Tuesday 13 January 2015

Reflections on changing society and perceptions.

I can do nostalgia with the best of them. There's nothing quite like looking back to a more innocent age when children roamed freely from breakfast time to teatime and no-one worried about them! Really? My parents always wanted to know where I was going. But yes, there was more freedom. And there are things that should be brought back, like deposits on fizzy pop bottles, an excellent source of income for impecunious kids and a way of discouraging people from just dropping bottles by the side of the road. Ah!!! Nostalgia!! 

What I am failing to understand is some of the nostalgic posts I see more and more frequently on Facebook, harking back to a time when, to quote an Australian friend's post, "every house in Adelaide had an outside dunny". Now a "dunny" is Australian slang for a toilet. So these people are getting all dewy eyed at the memory of having an outside loo! I wonder if they get nostalgic about using torn up newspapers for loo roll!! And having a bath in a tin tub, often sharing the water with several siblings! Oh, give me a nice, clean, modern bathroom with flushing toilet and heated towel rails for when you step out of your nice, clean, modern shower!! 

Sometimes people are hard to understand! 

There's that news reporter in the USA who told everyone that Birmingham, UK, is a totally Moslem city and a no-go area for non-Moslems. He's apologised for that one but on TV last night I heard him state categorically that there are areas of London where you get beaten up if not dressed in appropriate Moslem dress. It must be true; he read it in British newspapers. Now I wonder which ones they were! No doubt there is some tabloid somewhere that has reported an incident of that kind and it has been inflated into a general way of doing things. I know there are people who believe that every word you read in the tabloids is the absolute gospel truth but most of them are not news reporters on well established TV channels! 

Perceptions are strange things, are they not. I once saw a documentary which showed how you could give totally opposing views of just about all cities with a bit of selective filming. Every city has its bits of beauty; film just them and you give the impression of a wonderful place. They also have their really sleazy parts, the tumbledown areas, the dirty places; film just them and no-one would ever want to go there. 

The same goes for dress codes. Remember when a "respectable lady didn't go out without a hat, or at least a headscarf? (Oops, there's that nostalgia thing again.) and then remember the people like Audrey Hepburn, Grace Kelly and Jackie Kennedy who made the headscarf a fashion item. I can remember wearing a headscarf so that the ends went round your neck and tied at the back. And there was the Lara-from-Doctor-Zhivago look, where you wore like a kerchief, tied under your hair so that your hair hung loose from under it. (Oops, again! More nostalgia!) 

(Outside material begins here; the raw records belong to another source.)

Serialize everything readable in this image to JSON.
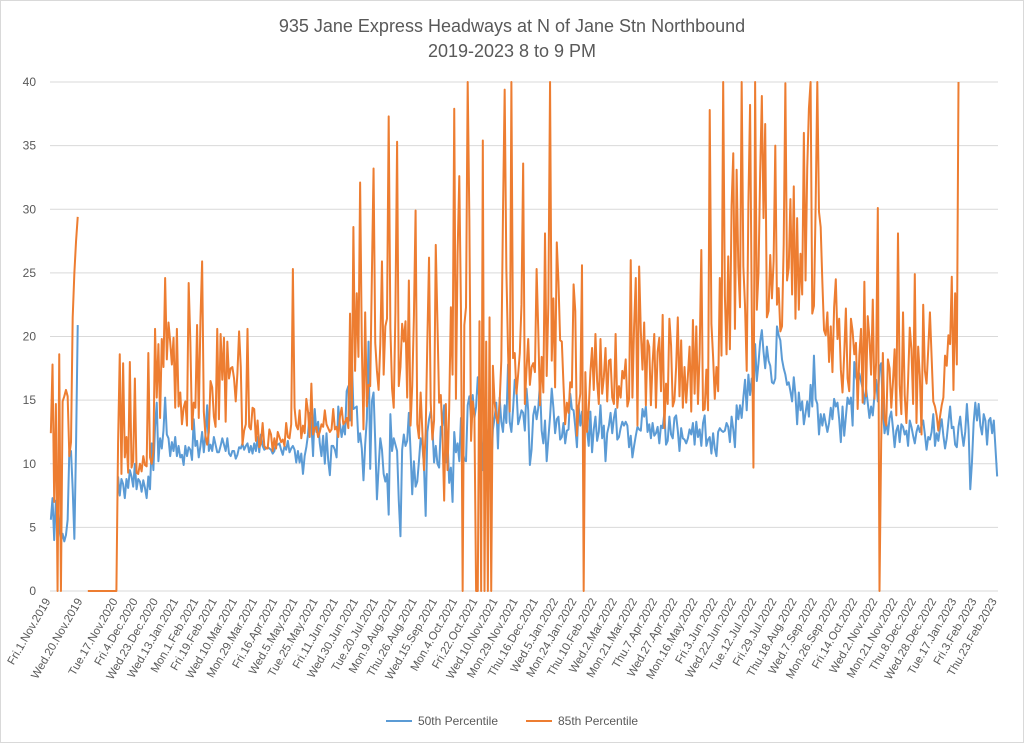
{
  "chart_data": {
    "type": "line",
    "title": "935 Jane Express Headways at N of Jane Stn Northbound",
    "subtitle": "2019-2023 8 to 9 PM",
    "ylim": [
      0,
      40
    ],
    "yticks": [
      0,
      5,
      10,
      15,
      20,
      25,
      30,
      35,
      40
    ],
    "grid": true,
    "legend_position": "bottom",
    "x_tick_labels": [
      "Fri.1.Nov.2019",
      "Wed.20.Nov.2019",
      "Tue.17.Nov.2020",
      "Fri.4.Dec.2020",
      "Wed.23.Dec.2020",
      "Wed.13.Jan.2021",
      "Mon.1.Feb.2021",
      "Fri.19.Feb.2021",
      "Wed.10.Mar.2021",
      "Mon.29.Mar.2021",
      "Fri.16.Apr.2021",
      "Wed.5.May.2021",
      "Tue.25.May.2021",
      "Fri.11.Jun.2021",
      "Wed.30.Jun.2021",
      "Tue.20.Jul.2021",
      "Mon.9.Aug.2021",
      "Thu.26.Aug.2021",
      "Wed.15.Sep.2021",
      "Mon.4.Oct.2021",
      "Fri.22.Oct.2021",
      "Wed.10.Nov.2021",
      "Mon.29.Nov.2021",
      "Thu.16.Dec.2021",
      "Wed.5.Jan.2022",
      "Mon.24.Jan.2022",
      "Thu.10.Feb.2022",
      "Wed.2.Mar.2022",
      "Mon.21.Mar.2022",
      "Thu.7.Apr.2022",
      "Wed.27.Apr.2022",
      "Mon.16.May.2022",
      "Fri.3.Jun.2022",
      "Wed.22.Jun.2022",
      "Tue.12.Jul.2022",
      "Fri.29.Jul.2022",
      "Thu.18.Aug.2022",
      "Wed.7.Sep.2022",
      "Mon.26.Sep.2022",
      "Fri.14.Oct.2022",
      "Wed.2.Nov.2022",
      "Mon.21.Nov.2022",
      "Thu.8.Dec.2022",
      "Wed.28.Dec.2022",
      "Tue.17.Jan.2023",
      "Fri.3.Feb.2023",
      "Thu.23.Feb.2023"
    ],
    "series": [
      {
        "name": "50th Percentile",
        "color": "#5b9bd5",
        "values": [
          5.6,
          7.3,
          4.0,
          7.1,
          6.5,
          5.0,
          3.9,
          4.5,
          3.9,
          4.4,
          5.6,
          11.0,
          11.0,
          8.0,
          4.1,
          11.5,
          20.9,
          null,
          null,
          null,
          null,
          null,
          null,
          null,
          null,
          null,
          null,
          null,
          null,
          null,
          null,
          null,
          null,
          null,
          null,
          null,
          null,
          null,
          null,
          null,
          9.0,
          7.5,
          8.8,
          8.4,
          7.3,
          8.8,
          8.1,
          9.5,
          9.0,
          8.2,
          10.0,
          8.0,
          8.8,
          8.6,
          7.8,
          8.7,
          8.1,
          7.3,
          9.0,
          8.0,
          11.6,
          9.5,
          12.9,
          14.8,
          10.2,
          12.0,
          11.2,
          12.6,
          15.2,
          12.3,
          12.0,
          10.6,
          11.7,
          11.0,
          12.1,
          10.6,
          11.4,
          10.5,
          10.7,
          9.9,
          11.4,
          10.6,
          11.3,
          11.1,
          10.3,
          13.5,
          11.4,
          11.8,
          10.5,
          11.4,
          12.5,
          10.9,
          12.3,
          14.6,
          11.0,
          11.5,
          11.0,
          12.1,
          11.5,
          10.9,
          10.9,
          11.4,
          12.0,
          11.5,
          11.0,
          12.0,
          10.8,
          10.6,
          11.0,
          11.0,
          10.4,
          10.7,
          11.3,
          11.2,
          11.6,
          11.1,
          11.4,
          11.6,
          10.9,
          11.4,
          10.8,
          11.6,
          11.0,
          12.1,
          10.9,
          12.3,
          11.4,
          11.1,
          11.2,
          11.3,
          11.2,
          11.1,
          10.8,
          11.0,
          11.6,
          11.5,
          11.6,
          11.1,
          10.7,
          11.4,
          11.1,
          11.8,
          10.9,
          11.2,
          11.4,
          11.1,
          10.1,
          11.0,
          10.1,
          10.8,
          9.2,
          10.6,
          11.3,
          12.3,
          14.0,
          13.2,
          10.6,
          14.3,
          12.5,
          13.3,
          11.6,
          10.6,
          12.2,
          10.0,
          12.4,
          10.3,
          9.1,
          11.4,
          11.4,
          11.1,
          10.5,
          14.5,
          13.1,
          12.1,
          13.0,
          12.3,
          15.7,
          16.1,
          13.4,
          18.6,
          14.3,
          14.4,
          14.5,
          11.7,
          12.4,
          11.2,
          8.7,
          11.5,
          13.5,
          19.6,
          9.6,
          14.9,
          15.6,
          11.7,
          7.2,
          9.7,
          12.0,
          11.1,
          9.2,
          8.6,
          9.2,
          6.0,
          13.9,
          11.0,
          12.0,
          11.5,
          11.0,
          7.1,
          4.3,
          11.1,
          12.3,
          11.4,
          11.8,
          14.0,
          11.0,
          7.6,
          10.2,
          8.2,
          8.6,
          10.2,
          12.0,
          11.5,
          9.8,
          5.9,
          12.5,
          13.5,
          14.1,
          12.9,
          10.1,
          11.4,
          10.0,
          9.7,
          12.9,
          13.0,
          14.6,
          10.1,
          11.8,
          8.5,
          9.7,
          7.0,
          12.5,
          10.9,
          11.6,
          10.2,
          13.6,
          11.0,
          10.3,
          10.2,
          14.6,
          15.3,
          13.5,
          15.4,
          13.6,
          14.5,
          16.8,
          14.8,
          12.4,
          9.5,
          14.0,
          12.5,
          12.2,
          13.1,
          9.6,
          12.7,
          13.6,
          14.8,
          11.2,
          15.2,
          13.3,
          12.5,
          14.6,
          13.2,
          17.8,
          13.3,
          12.5,
          14.3,
          16.6,
          15.9,
          13.1,
          13.6,
          14.2,
          14.0,
          12.6,
          15.9,
          14.2,
          9.9,
          11.1,
          13.8,
          14.5,
          13.5,
          14.4,
          16.3,
          12.6,
          11.6,
          13.4,
          10.2,
          12.0,
          13.7,
          15.9,
          14.4,
          12.4,
          13.5,
          13.7,
          11.9,
          12.1,
          13.2,
          11.6,
          12.6,
          12.7,
          15.5,
          14.3,
          14.2,
          12.9,
          11.3,
          14.6,
          13.0,
          14.1,
          11.8,
          13.4,
          12.7,
          11.4,
          14.1,
          10.9,
          12.7,
          13.7,
          11.8,
          12.5,
          14.6,
          12.0,
          13.0,
          10.2,
          12.4,
          13.0,
          14.0,
          12.4,
          13.6,
          14.3,
          11.9,
          12.1,
          12.8,
          13.3,
          13.0,
          13.3,
          13.0,
          11.3,
          12.2,
          10.5,
          11.4,
          12.2,
          12.9,
          12.7,
          12.6,
          14.3,
          13.7,
          14.5,
          12.5,
          13.1,
          12.0,
          13.2,
          12.2,
          12.4,
          12.9,
          11.6,
          13.0,
          12.8,
          14.0,
          11.5,
          11.8,
          13.7,
          12.3,
          12.0,
          13.6,
          13.8,
          12.6,
          11.0,
          12.8,
          12.0,
          11.9,
          11.6,
          12.0,
          12.7,
          12.3,
          13.2,
          11.5,
          13.3,
          12.1,
          12.7,
          11.4,
          13.2,
          13.8,
          11.4,
          11.9,
          12.1,
          10.8,
          12.4,
          11.2,
          10.6,
          12.5,
          12.8,
          12.6,
          12.5,
          12.6,
          13.2,
          12.9,
          11.7,
          13.7,
          12.7,
          11.3,
          14.6,
          13.5,
          14.6,
          13.6,
          15.2,
          16.6,
          14.2,
          17.0,
          15.4,
          16.7,
          15.2,
          19.4,
          16.5,
          17.9,
          19.6,
          20.5,
          18.8,
          17.5,
          19.2,
          18.1,
          17.7,
          16.4,
          16.3,
          16.7,
          20.8,
          20.1,
          19.7,
          18.2,
          17.5,
          17.0,
          16.2,
          16.4,
          15.7,
          14.9,
          16.8,
          15.4,
          13.1,
          15.6,
          14.2,
          14.9,
          13.1,
          14.0,
          14.9,
          13.7,
          16.2,
          14.5,
          18.5,
          15.1,
          14.7,
          12.3,
          13.9,
          13.0,
          13.9,
          13.2,
          12.5,
          13.2,
          14.4,
          13.5,
          15.1,
          14.5,
          14.8,
          13.5,
          11.7,
          14.5,
          12.2,
          13.7,
          15.2,
          14.7,
          15.2,
          13.0,
          18.0,
          16.8,
          16.4,
          17.1,
          16.5,
          15.9,
          14.7,
          15.9,
          14.8,
          13.6,
          14.5,
          13.8,
          15.4,
          16.6,
          14.9,
          17.5,
          17.9,
          14.3,
          12.4,
          13.3,
          12.3,
          13.6,
          14.1,
          12.8,
          11.3,
          12.6,
          13.0,
          11.7,
          13.1,
          12.9,
          12.3,
          12.6,
          11.4,
          13.4,
          12.9,
          12.2,
          11.6,
          12.5,
          13.0,
          12.5,
          13.0,
          13.4,
          12.3,
          11.1,
          12.1,
          11.9,
          12.5,
          13.9,
          11.4,
          12.4,
          11.8,
          12.8,
          13.5,
          12.2,
          11.2,
          12.0,
          13.3,
          14.5,
          12.8,
          12.9,
          11.5,
          11.3,
          12.9,
          13.7,
          12.4,
          11.4,
          12.5,
          14.7,
          12.7,
          8.0,
          10.1,
          13.2,
          14.8,
          13.4,
          14.7,
          13.0,
          12.3,
          13.9,
          13.4,
          11.5,
          13.4,
          13.6,
          12.4,
          13.4,
          11.2,
          9.0
        ]
      },
      {
        "name": "85th Percentile",
        "color": "#ed7d31",
        "values": [
          12.4,
          17.8,
          7.0,
          14.7,
          0.0,
          18.6,
          0.0,
          14.9,
          15.3,
          15.8,
          15.3,
          10.6,
          11.7,
          21.5,
          25.0,
          27.5,
          29.4,
          null,
          null,
          null,
          null,
          null,
          0.0,
          0.0,
          0.0,
          0.0,
          0.0,
          0.0,
          0.0,
          0.0,
          0.0,
          0.0,
          0.0,
          0.0,
          0.0,
          0.0,
          0.0,
          0.0,
          0.0,
          0.0,
          11.6,
          18.6,
          9.2,
          17.9,
          10.5,
          12.1,
          9.3,
          18.0,
          9.7,
          10.2,
          16.7,
          9.3,
          9.2,
          10.0,
          9.4,
          10.6,
          9.9,
          9.8,
          18.7,
          10.5,
          10.0,
          10.9,
          20.6,
          15.2,
          19.4,
          13.6,
          19.8,
          17.6,
          24.6,
          18.2,
          21.1,
          19.6,
          17.8,
          19.9,
          14.4,
          20.6,
          14.5,
          15.6,
          13.1,
          14.4,
          14.9,
          13.0,
          24.2,
          19.6,
          12.7,
          14.8,
          14.4,
          20.9,
          13.6,
          21.3,
          25.9,
          14.1,
          12.2,
          11.5,
          12.5,
          16.5,
          16.0,
          13.7,
          12.9,
          20.6,
          13.5,
          20.2,
          16.6,
          19.9,
          13.3,
          19.6,
          16.7,
          17.5,
          17.6,
          16.7,
          14.9,
          17.1,
          20.4,
          17.6,
          11.5,
          12.6,
          13.1,
          20.6,
          12.9,
          12.7,
          14.4,
          14.3,
          11.8,
          13.4,
          11.3,
          11.6,
          13.2,
          11.4,
          11.2,
          11.2,
          12.7,
          12.3,
          11.0,
          12.0,
          11.2,
          12.5,
          12.1,
          11.7,
          11.9,
          11.4,
          13.2,
          12.1,
          12.0,
          13.1,
          25.3,
          14.4,
          13.0,
          12.7,
          14.2,
          12.0,
          13.0,
          12.4,
          15.1,
          14.1,
          12.1,
          16.3,
          12.3,
          12.8,
          12.9,
          12.1,
          12.5,
          13.1,
          12.9,
          14.2,
          13.1,
          12.8,
          12.5,
          12.7,
          14.3,
          12.7,
          12.9,
          12.1,
          13.7,
          14.4,
          13.1,
          13.3,
          13.6,
          12.8,
          21.8,
          13.0,
          28.6,
          17.3,
          23.4,
          18.4,
          32.1,
          19.4,
          12.7,
          21.9,
          14.5,
          16.2,
          16.1,
          24.8,
          33.2,
          19.5,
          17.3,
          15.8,
          19.4,
          25.9,
          17.0,
          20.8,
          21.4,
          37.3,
          20.7,
          15.9,
          14.4,
          21.9,
          35.3,
          16.1,
          17.6,
          21.0,
          19.6,
          21.2,
          15.2,
          24.4,
          13.0,
          16.1,
          21.5,
          29.9,
          13.1,
          12.0,
          15.6,
          12.6,
          9.5,
          12.5,
          19.7,
          26.2,
          14.8,
          11.9,
          13.4,
          27.2,
          21.1,
          14.8,
          15.4,
          12.3,
          7.1,
          14.7,
          9.5,
          14.4,
          22.3,
          17.0,
          37.9,
          15.1,
          26.6,
          32.6,
          22.0,
          0.0,
          20.9,
          22.3,
          44.8,
          29.2,
          11.8,
          14.9,
          13.8,
          0.0,
          0.0,
          21.2,
          0.0,
          35.4,
          0.0,
          19.6,
          0.0,
          21.5,
          0.0,
          17.7,
          14.8,
          13.7,
          13.2,
          14.8,
          18.1,
          29.7,
          39.4,
          25.3,
          18.9,
          14.1,
          40.4,
          18.3,
          18.7,
          15.5,
          17.0,
          18.7,
          22.5,
          33.6,
          14.7,
          17.4,
          19.8,
          16.2,
          17.6,
          17.9,
          17.2,
          25.3,
          20.4,
          14.6,
          18.4,
          15.6,
          28.1,
          16.9,
          22.6,
          41.3,
          18.1,
          23.0,
          16.0,
          27.4,
          24.3,
          19.7,
          19.6,
          16.2,
          13.1,
          14.8,
          14.0,
          16.4,
          16.0,
          24.1,
          22.0,
          12.2,
          14.5,
          15.5,
          25.6,
          0.0,
          17.2,
          12.5,
          14.3,
          17.2,
          19.1,
          15.8,
          20.2,
          16.5,
          14.7,
          19.8,
          15.5,
          16.8,
          19.1,
          14.9,
          18.1,
          18.2,
          15.2,
          14.7,
          20.2,
          14.4,
          16.1,
          15.2,
          17.3,
          16.7,
          18.2,
          14.5,
          15.1,
          26.0,
          15.2,
          20.8,
          24.6,
          13.0,
          25.5,
          20.4,
          17.4,
          21.1,
          14.6,
          19.7,
          19.2,
          14.6,
          17.9,
          20.2,
          14.4,
          18.8,
          19.9,
          15.7,
          21.7,
          12.8,
          16.3,
          14.7,
          21.4,
          19.3,
          14.5,
          15.0,
          17.6,
          21.5,
          15.3,
          19.7,
          14.4,
          17.6,
          14.8,
          16.9,
          19.2,
          14.1,
          21.3,
          15.5,
          20.8,
          14.7,
          18.7,
          26.8,
          14.2,
          14.3,
          17.4,
          14.2,
          37.8,
          21.0,
          18.4,
          15.1,
          17.6,
          15.7,
          24.6,
          18.5,
          41.6,
          23.2,
          18.6,
          26.3,
          19.0,
          30.3,
          34.4,
          20.6,
          33.1,
          25.5,
          22.3,
          40.8,
          25.5,
          22.4,
          17.3,
          30.4,
          38.2,
          22.1,
          9.7,
          40.4,
          22.1,
          25.0,
          32.8,
          38.9,
          29.3,
          36.7,
          21.5,
          22.0,
          26.4,
          23.0,
          25.9,
          35.0,
          22.5,
          23.8,
          20.4,
          20.8,
          27.2,
          39.9,
          24.4,
          25.4,
          30.8,
          23.3,
          31.8,
          21.4,
          29.3,
          22.1,
          26.5,
          23.3,
          36.0,
          24.4,
          33.2,
          37.9,
          40.2,
          21.8,
          22.4,
          30.2,
          40.7,
          29.8,
          28.6,
          24.3,
          20.5,
          20.1,
          21.9,
          18.0,
          20.8,
          17.2,
          22.3,
          24.5,
          19.8,
          21.4,
          17.4,
          15.6,
          18.6,
          22.2,
          16.7,
          15.7,
          21.4,
          20.4,
          18.6,
          19.5,
          14.3,
          18.5,
          20.6,
          14.8,
          24.3,
          15.3,
          21.6,
          19.9,
          17.0,
          22.9,
          15.1,
          18.0,
          30.1,
          0.0,
          11.7,
          18.7,
          13.5,
          13.0,
          18.2,
          17.5,
          14.4,
          16.4,
          19.0,
          13.8,
          28.1,
          16.2,
          13.9,
          21.9,
          15.4,
          13.2,
          16.5,
          20.7,
          19.0,
          14.7,
          24.9,
          13.2,
          19.2,
          16.9,
          12.3,
          22.5,
          17.3,
          16.3,
          19.0,
          21.9,
          18.4,
          14.9,
          14.5,
          13.8,
          12.6,
          13.7,
          14.6,
          15.2,
          18.5,
          17.7,
          20.1,
          19.4,
          24.7,
          15.8,
          23.4,
          17.8,
          40.0
        ]
      }
    ]
  }
}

Well, on BBC Radio 4's " Pick of the Week" on Sunday, they played an excerpt from a programme about "Hip Hijab Wearers". Young Moslem women talked about how they accommodate wearing the headscarf with being fashionable and making a statement about their own identity. As in every family, they get complaints from their mothers along the lines of "you can't go out looking like that" because they choose to pin their headscarf in a particular way or make it as high on the head as possible. ( Nostalgic moment for beehive hairdos coming up.) They even talked about getting into the fashion industry, although they were uncertain about whether they would actually be permitted to do so. But look online and see how many are already doing so. 

They almost certainly couldn't do so in certain middle-eastern countries but I have long thought that the women of our immigrant communities might be the ones to effect a change, and improve integration, maybe with a quiet revolution involving textiles and fashion instead of guns and violence. Oddly enough, I am less optimistic about it now than I was thirty or more years ago, probably more like forty years ago, when I first came across girls from the Asian communities here going through the education system. But, listening to the girls on the BBC programme, I see perhaps a little glimmer of hope. 

None of us need to adopt the life style of another community but we do all need to adapt.